Still Tala hesitated, but West took matters into his own hands by seizing her arm, his grip strong despite his lanky frame. The firebird had the same idea in mind, latching on to Alex’s collar and dragging him forcibly toward the mirror.
“Let’s go, let’s go!” Ken yelled over the din as more shades slithered out from the cracks in the walls, the breaks in the ceiling, hissing, cackling.
“Wait!” Dexter yelled, frantic. “Give me a couple of seconds to—”
That was all Tala heard. The last thing she saw was the roof above them ripping open and the baleful glare of an ogre’s eye staring menacingly down at her father and the rest of the Katipuneros, before the light from the mirror grew so intense, she had to close her eyes to shut out the glare.

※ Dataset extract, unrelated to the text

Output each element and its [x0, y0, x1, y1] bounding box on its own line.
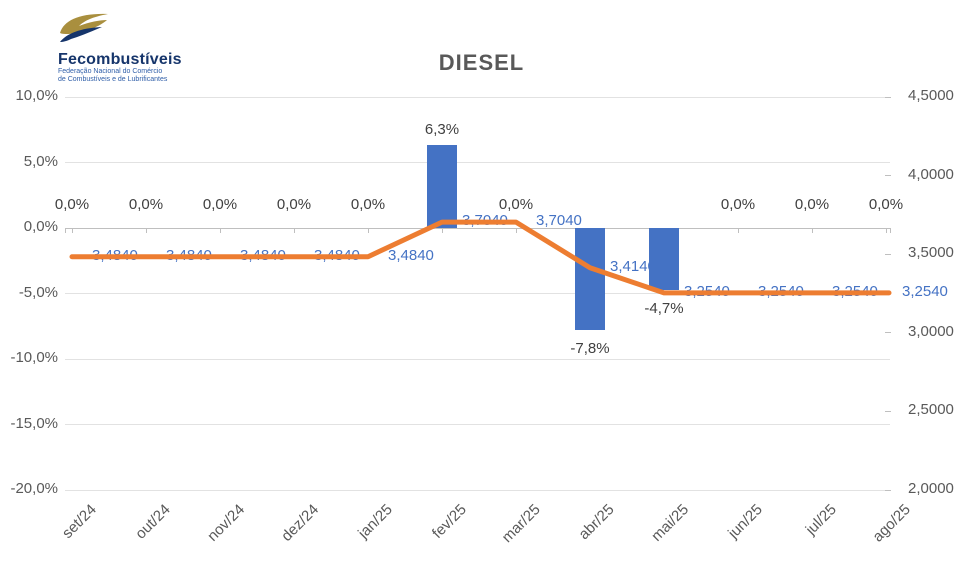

Then she was landing, face-first, on to rough ground, a chilly wind and the smell of cold mist fierce against her nostrils. Behind her a different mirror, presumably the one she had just popped out from, was glowing fiercely. No sooner had Cole, the last one out, landed nearby than a sharp, cracking noise whipped through the air.
The mirror shattered.
Everyone dove for cover as shards flew. For a couple of minutes nobody moved. Then Loki hoisted themself off the ground, looked around, and signaled that the danger had passed.
“Well,” Ken said. “Not the destination we planned for. But we’re alive, at least.”
“No!” Tala scrambled to her feet and limped toward the broken mirror. But try as she might, she could find nothing of the sanctuary within her splintered reflection. Where was her father? Lola Urduja and the others?
“Did they make it?” she asked, her voice rising in panic. “Did they?”
“I think,” Loki said, “that we have another problem on our hands.”
They were no longer inside the sanctuary. Instead, they were standing outside the remains of a burnt-out cottage, long since taken over by heavy snow and sleet. The firebird soared above them, and Tala followed the path of its flight with her eyes until it plummeted low to disappear behind the gnarl of barren trees. Several mountains were visible on the horizon, frosted with the worst of winter, receding into the far distance. The tips of what was unmistakably a castle loomed somewhere up ahead, gray and solid and real. The cold gripped her, fingers already numb, her clothes no defense against the chill.
There was a low cry. Alex fell to his knees, staring around him in disbelief. “Impossible,” he said, voice cracking. “Impossible. This place. We passed through the frost’s barriers. This is Avalon. We’re home. I’m home. I’m finally home.”